1. with soft spots or lopsided

2. wrapped with string

3. containing distorted handwriting

4. that have leaks, stains, powders, or protruding materials

5. containing no or excess postage

6. containing an odor

(3) Procedures to be followed when handling suspicious letters and packages:

1. Remain calm

2. Do not open the letter or package

3. Do not shake or empty contents of package

4. Do not carry the package to show it to others

5. Make a list of all persons who touched the package

6. Put the package on a stable surface

7. Do not touch your eyes, nose, or other body parts

8. Isolate the package and secure the room

9. Wash your hands with soap and water

(4) Reporting the incident:

1. Call first responders for your respective office (local guard service)
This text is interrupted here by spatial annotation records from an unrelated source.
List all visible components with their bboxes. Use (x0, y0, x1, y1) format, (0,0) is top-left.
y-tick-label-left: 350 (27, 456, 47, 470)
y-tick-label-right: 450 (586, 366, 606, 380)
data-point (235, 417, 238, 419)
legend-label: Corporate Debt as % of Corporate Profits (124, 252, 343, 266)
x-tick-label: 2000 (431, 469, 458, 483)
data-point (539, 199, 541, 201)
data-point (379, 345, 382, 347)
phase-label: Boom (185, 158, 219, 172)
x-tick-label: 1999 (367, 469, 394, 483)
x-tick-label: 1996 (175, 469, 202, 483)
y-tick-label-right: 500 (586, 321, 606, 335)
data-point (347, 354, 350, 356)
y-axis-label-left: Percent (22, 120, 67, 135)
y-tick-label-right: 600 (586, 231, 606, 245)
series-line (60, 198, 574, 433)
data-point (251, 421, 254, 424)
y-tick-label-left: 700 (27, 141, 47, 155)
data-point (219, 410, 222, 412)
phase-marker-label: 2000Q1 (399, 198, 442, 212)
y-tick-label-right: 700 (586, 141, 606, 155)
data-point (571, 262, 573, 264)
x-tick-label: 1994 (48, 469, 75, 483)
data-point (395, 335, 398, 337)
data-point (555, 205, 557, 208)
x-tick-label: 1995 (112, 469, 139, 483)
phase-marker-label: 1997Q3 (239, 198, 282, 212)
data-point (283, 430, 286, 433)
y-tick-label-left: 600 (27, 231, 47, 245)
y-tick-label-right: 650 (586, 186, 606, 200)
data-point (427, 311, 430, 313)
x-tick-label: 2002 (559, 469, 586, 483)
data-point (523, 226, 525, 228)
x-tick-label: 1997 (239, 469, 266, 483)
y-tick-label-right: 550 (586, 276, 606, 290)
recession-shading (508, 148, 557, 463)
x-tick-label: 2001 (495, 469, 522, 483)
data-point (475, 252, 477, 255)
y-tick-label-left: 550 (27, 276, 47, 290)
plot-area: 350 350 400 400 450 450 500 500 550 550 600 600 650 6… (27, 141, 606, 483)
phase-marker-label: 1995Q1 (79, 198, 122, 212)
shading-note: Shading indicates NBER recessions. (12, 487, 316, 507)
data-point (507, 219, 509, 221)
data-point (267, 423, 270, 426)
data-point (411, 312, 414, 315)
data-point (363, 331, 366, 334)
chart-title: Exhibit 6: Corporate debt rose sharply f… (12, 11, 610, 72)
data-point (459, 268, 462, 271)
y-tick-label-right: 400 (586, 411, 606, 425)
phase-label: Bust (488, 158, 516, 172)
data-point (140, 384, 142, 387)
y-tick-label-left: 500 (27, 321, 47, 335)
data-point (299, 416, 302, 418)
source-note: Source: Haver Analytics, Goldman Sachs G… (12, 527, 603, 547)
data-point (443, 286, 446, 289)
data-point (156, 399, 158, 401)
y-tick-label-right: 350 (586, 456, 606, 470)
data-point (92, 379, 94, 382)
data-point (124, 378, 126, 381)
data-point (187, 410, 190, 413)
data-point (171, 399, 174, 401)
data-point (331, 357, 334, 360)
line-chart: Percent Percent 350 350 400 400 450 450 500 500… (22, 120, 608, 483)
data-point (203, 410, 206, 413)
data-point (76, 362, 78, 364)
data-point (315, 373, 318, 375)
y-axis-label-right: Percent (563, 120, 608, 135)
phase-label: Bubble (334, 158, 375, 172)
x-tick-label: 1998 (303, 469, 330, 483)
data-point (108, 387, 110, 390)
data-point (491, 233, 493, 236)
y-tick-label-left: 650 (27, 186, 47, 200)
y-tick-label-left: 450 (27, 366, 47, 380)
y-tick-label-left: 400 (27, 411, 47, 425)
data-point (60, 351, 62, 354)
2. Report to your manager and call 911

3. Contact FPS at 1-877-4FPS-411

4. Contact TIGTA at 1-800-589-3718

5. Report to SAMC within 30 minutes of incident discovery

   Note: IRS personnel should in no way attempt to act as a first responder or make determinations as to the safety of a substance. Only qualified emergency first responders, i.e. Hazardous Materials (HAZMAT) are authorized to make decisions related to the safety of suspicious items

(5) Incidents may be reported to SAMC through any of the following methods:

1. SAMC Web-site link https://tscc.enterprise.irs.gov/irc/

2. Telephone: 202-317-6124 or 1-866-216-4809

3. Fax: 202-317-6129

4. E-mail at samc@irs.gov

(1) Computer rooms will be slab-to-slab and where possible should be located in a central building location away from the building exterior, parking garages or top floor locations. Computer rooms will be windowless and lockable with controlled access into the area. Computer rooms are secured Limited Areas.